本人の早く楽になりたいという気持ちと、家族の少しでも長く元気な状態でいてほしいという想い狭間で対応に苦慮した症例です。在宅看取り前提での退院であったため、家族は最後の時が近いことを頭では理解していました。しかし、病状進行が思っていた以上に早く、気持ちの整理がついていなかったように感じました。そして動揺、不安、苛立ちの感情が医療者に向けられる構図になっていました。

生きていても意味がないとの言葉は、生きる意味とは何か?死を迎える状態は意味がないのか?など考えさせられました。それと同時に医療者に対する不信感、怒りの現れとして胸に響きました。

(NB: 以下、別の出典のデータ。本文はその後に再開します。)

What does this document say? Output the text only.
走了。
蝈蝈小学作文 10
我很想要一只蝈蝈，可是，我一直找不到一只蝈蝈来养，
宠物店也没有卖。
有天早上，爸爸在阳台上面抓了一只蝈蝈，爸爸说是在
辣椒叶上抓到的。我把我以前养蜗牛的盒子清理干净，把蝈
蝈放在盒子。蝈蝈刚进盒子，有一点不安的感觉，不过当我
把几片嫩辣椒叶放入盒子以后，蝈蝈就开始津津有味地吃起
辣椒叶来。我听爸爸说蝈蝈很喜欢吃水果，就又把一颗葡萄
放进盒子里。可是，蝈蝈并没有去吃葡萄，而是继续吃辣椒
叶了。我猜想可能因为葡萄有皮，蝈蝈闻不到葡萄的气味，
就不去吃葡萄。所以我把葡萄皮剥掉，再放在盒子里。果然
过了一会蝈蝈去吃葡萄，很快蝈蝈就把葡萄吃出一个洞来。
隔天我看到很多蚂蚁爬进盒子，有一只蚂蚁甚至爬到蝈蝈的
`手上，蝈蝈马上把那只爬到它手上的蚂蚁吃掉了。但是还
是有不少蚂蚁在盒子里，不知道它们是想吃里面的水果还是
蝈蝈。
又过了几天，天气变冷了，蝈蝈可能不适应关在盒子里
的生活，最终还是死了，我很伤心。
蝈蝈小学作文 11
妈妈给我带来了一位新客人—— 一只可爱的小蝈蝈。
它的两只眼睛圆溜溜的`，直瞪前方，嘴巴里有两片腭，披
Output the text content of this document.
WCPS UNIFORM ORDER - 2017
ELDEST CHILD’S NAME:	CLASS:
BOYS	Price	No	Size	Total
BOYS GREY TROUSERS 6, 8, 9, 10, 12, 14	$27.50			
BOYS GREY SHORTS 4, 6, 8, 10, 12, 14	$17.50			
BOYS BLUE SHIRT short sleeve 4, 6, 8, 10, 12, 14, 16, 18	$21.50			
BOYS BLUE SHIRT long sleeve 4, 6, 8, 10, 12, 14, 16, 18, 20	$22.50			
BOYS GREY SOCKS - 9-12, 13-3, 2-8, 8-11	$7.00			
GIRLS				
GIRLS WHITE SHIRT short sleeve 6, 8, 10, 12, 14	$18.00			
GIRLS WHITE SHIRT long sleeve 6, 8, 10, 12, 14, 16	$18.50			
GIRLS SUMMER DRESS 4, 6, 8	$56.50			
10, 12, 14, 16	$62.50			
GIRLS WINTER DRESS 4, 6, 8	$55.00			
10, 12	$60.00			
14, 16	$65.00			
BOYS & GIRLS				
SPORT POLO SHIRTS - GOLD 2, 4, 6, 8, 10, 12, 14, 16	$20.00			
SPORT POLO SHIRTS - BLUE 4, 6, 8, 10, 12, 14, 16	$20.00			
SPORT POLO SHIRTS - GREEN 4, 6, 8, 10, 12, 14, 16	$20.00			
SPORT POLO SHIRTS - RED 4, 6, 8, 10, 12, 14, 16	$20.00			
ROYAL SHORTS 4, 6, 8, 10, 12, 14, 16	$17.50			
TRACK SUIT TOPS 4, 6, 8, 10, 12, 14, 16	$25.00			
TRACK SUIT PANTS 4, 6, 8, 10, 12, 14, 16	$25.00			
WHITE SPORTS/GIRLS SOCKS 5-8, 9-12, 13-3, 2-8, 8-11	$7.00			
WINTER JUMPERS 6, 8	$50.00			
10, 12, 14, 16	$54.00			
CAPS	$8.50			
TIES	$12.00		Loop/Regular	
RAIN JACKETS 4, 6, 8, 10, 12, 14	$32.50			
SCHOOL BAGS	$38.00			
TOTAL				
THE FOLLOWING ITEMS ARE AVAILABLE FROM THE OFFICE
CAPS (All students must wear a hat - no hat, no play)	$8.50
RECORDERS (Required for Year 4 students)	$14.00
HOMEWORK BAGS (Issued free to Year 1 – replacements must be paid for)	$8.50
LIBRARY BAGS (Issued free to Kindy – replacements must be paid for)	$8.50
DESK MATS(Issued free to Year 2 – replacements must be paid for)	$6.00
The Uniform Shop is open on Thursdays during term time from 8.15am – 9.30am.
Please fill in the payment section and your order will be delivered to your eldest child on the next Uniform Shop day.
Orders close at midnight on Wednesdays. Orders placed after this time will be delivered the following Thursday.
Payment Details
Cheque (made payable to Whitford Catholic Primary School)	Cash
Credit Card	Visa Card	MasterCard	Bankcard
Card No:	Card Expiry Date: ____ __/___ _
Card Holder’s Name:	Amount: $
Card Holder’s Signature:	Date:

今回の症例は在宅開始から看取りまで約3週間の関わりでした。限られた診療時間で、家族と看取りのイメージを共有することが困難であると感じました。本人の意志を尊重し、家族の揺れる思いに寄り添いながら丁寧に繰り返し説明して行くことが在宅医に求められることだと思います。

在宅専門クリニックの特徴は、末期がん患者の看取りケースが比較的多いことです。出会いから看取りまでの時間が短く、数日間、時には数時間ということもあります。この間でいかにチーム全体として患者・家族の想いを引き出し、ラポール形成に至るかが在宅看取りの大きなポイントとなります。末期癌患者の場合、訪問診療に加えて、訪問看護・リハビリ、マッサージ、ヘルパー、ケアーマネージャーなど他職種が関わることが多くなります。それぞれが専門性を生かし、患者・家族とコミュニケーションを図ること自体が癒やしに繋がり、看取る心の準備ができると考えています。そして当院の強みは経験豊富な他職種の存在にあります。

今回のケースでは診療以外の他職種のかかわりがありませんでした。他職種が入れていたらもっと別の展開があったかもしれないと思っています。